Appendicitis: Symptoms, Causes, Risk Factors, Diagnosis and Treatment

The appendix is ​​a narrow, tube-like organ attached to the large intestine on the lower right side of the abdomen.

Appendicitis is the swelling (or inflammation) of the appendix.

The condition can cause the rupture of the appendix, a complication that can be life-threatening.

Anyone can develop the disease, but most people who suffer from appendicitis are between 10 and 30 years old.

Append function

The appendix is ​​a thin tube, approximately 4 inches long, located at the junction of the small and large intestine on the right side of the abdomen. It produces mucus that travels to the large intestine.

The appendix is ​​often considered a “useless” organ that does not fulfill any function in human beings but remains of a human ancestor.

However, in recent years, some scientists have hypothesized that the appendix does have a purpose.


One theory is that the appendix can be a storage unit for good bacteria, which can help restart the digestive system after a bacterial infection.


Abdominal pain is the most common symptom of acute appendicitis.

The pain usually begins near the navel and then moves to the lower right side of the abdomen, usually for 12 to 24 hours.

The pain often worsens if the patient takes deep breaths, coughs, or sneezes.
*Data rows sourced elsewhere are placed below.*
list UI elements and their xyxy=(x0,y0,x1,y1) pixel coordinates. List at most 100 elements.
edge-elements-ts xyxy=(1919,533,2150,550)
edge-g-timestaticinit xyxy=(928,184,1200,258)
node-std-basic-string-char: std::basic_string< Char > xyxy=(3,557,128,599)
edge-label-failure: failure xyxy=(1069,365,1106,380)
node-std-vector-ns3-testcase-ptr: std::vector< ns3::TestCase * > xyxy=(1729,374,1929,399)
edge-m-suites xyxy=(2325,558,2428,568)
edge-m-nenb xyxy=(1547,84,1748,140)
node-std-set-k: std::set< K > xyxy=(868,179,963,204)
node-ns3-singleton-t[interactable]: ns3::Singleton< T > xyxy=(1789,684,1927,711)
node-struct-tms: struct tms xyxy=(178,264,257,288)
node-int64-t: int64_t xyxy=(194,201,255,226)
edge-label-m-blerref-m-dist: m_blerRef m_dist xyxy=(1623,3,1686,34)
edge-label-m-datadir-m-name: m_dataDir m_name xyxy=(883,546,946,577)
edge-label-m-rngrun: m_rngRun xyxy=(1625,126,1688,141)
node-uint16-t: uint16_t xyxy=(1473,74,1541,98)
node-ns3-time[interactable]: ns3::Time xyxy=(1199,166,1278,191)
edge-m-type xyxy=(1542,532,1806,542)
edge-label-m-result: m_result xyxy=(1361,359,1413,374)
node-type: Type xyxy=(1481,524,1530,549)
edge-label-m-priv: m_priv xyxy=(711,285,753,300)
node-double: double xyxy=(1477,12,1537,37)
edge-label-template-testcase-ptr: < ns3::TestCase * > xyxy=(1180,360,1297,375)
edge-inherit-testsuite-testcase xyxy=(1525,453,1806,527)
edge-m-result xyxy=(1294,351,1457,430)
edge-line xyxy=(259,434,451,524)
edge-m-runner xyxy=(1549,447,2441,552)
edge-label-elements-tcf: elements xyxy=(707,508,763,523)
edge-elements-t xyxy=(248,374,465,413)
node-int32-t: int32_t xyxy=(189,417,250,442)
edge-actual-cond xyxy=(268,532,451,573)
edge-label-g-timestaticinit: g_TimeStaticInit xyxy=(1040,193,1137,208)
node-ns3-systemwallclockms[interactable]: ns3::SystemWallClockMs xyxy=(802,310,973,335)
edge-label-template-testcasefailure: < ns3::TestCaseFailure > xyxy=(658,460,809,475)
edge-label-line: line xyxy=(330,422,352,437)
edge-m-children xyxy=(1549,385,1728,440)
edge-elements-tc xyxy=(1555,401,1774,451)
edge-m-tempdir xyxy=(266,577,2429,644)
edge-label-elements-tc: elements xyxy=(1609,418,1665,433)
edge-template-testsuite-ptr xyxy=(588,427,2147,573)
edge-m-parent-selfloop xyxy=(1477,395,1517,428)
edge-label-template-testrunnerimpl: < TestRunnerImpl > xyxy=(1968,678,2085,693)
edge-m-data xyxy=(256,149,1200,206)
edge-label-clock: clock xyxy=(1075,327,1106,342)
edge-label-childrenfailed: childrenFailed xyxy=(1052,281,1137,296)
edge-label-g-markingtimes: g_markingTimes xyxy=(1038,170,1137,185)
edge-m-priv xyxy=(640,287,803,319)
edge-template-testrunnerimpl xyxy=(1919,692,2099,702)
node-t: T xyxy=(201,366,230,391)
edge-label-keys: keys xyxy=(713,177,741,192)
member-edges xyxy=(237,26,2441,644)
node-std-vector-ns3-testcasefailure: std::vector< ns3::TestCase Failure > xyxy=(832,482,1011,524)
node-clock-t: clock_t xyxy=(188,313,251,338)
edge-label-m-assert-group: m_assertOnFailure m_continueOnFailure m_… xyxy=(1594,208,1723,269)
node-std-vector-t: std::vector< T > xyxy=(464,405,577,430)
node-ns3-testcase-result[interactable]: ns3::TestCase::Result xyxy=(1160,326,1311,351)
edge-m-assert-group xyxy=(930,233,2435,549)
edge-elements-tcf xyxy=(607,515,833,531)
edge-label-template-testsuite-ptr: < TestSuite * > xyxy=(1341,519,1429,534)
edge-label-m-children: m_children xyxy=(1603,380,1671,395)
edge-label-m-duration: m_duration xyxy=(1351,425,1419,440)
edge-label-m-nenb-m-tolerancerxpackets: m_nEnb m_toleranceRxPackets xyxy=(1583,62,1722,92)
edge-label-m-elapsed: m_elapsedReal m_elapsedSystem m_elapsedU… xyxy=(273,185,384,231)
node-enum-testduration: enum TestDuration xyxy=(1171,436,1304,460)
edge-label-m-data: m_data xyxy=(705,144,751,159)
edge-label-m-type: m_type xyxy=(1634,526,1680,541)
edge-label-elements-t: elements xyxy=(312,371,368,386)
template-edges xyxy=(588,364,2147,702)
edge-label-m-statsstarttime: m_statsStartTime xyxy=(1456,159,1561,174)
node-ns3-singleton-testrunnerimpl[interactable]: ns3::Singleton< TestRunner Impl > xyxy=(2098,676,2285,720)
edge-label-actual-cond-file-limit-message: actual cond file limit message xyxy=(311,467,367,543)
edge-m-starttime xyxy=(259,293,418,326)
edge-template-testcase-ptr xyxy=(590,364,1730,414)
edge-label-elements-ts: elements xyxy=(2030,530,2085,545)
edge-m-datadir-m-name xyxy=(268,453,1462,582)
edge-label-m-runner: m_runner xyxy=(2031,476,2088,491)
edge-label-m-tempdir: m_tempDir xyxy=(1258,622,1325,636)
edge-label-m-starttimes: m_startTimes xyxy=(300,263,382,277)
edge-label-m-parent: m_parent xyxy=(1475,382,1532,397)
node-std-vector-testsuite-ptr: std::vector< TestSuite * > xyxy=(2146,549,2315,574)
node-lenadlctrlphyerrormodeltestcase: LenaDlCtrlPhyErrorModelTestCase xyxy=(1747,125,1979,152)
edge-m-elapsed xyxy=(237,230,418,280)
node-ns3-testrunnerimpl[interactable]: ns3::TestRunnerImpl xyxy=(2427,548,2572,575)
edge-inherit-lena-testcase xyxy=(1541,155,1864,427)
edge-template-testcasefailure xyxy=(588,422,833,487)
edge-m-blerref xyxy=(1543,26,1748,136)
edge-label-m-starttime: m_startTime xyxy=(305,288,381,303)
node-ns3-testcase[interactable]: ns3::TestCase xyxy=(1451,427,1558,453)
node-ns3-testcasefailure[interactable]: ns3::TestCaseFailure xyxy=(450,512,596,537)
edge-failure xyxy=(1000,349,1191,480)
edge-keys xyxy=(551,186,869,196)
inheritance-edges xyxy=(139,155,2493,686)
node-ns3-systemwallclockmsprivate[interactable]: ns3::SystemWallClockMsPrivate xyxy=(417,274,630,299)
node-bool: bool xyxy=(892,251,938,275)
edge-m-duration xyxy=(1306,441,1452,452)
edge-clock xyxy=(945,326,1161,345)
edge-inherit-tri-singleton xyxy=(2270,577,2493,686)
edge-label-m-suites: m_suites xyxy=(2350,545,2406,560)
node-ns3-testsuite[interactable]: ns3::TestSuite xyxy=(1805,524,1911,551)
People who experience persistent abdominal pain should see their health care provider immediately.

Other symptoms of appendicitis include:

  • Loss of appetite
  • Nausea or vomiting
  • Constipation or diarrhea
  • Low fever
  • Abdominal swelling

Although the loss of appetite and fever are common symptoms of appendicitis, not all patients will have these symptoms.

Appendicitis may be more challenging to diagnose in the elderly, as they may not have the physical symptoms that younger people have, such as sensitivity in the abdomen.

In pregnant women, appendicitis pain may be in the upper right part of the abdomen because the appendix migrates upwards during pregnancy.


Among the causes may be a blockage of the appendix by:

  • Stool
  • A strange object
  • A tumor.

When the appendix is ​​blocked, the normal bacteria in the organ multiply, causing inflammation and infection.

Risk factor’s

Appendicitis is more common in people in their teens and twenties, but it can happen.

There is no evidence that specific diets can prevent appendicitis. Appendicitis can be hereditary, so having a family history of appendicitis can increase a person’s risk of having it.


To diagnose appendicitis, doctors can perform the following tests:

  • A physical exam that applies gentle pressure on the abdomen.
  • Blood tests to detect infections.
  • Urinalysis to detect kidney problems.
  • Imaging tests include computed tomography or ultrasound.

Doctors usually perform a computerized tomography for adults and an ultrasound for children.


Appendicitis is usually treated with surgery to remove the appendix, called an appendectomy. Early surgery decreases the chances of the appendix exploding.

Most people with appendicitis recover quickly after surgery and do not need to make any changes in their lifestyle. Patients who suffer a ruptured appendix may take longer to recover.

Broken Appendix

If an inflamed appendix is ​​not removed quickly, it may break. When the appendix ruptures, it can spill the infection throughout the abdomen, leading to a potentially dangerous condition called peritonitis, in which the lining of the abdominal cavity becomes infected.

The condition can cause sepsis or severe infection of the bloodstream.

People who have a broken appendix may feel less pain for a short time, but the pain will soon get worse and is likely to cause illness.

In most cases of peritonitis, the appendix is ​​removed immediately with surgery.

This is usually done through a laparotomy (a single incision). When infection and inflammation are under control (usually after about six to eight weeks), surgeons remove what remains of the appendix burst.

In some cases, an abscess forms around the appendix. Surgeons usually drain the pus from the abscess before surgery with a tube placed through the abdominal wall.

After surgery, the drainage tube is left for about two weeks while the patient takes antibiotics.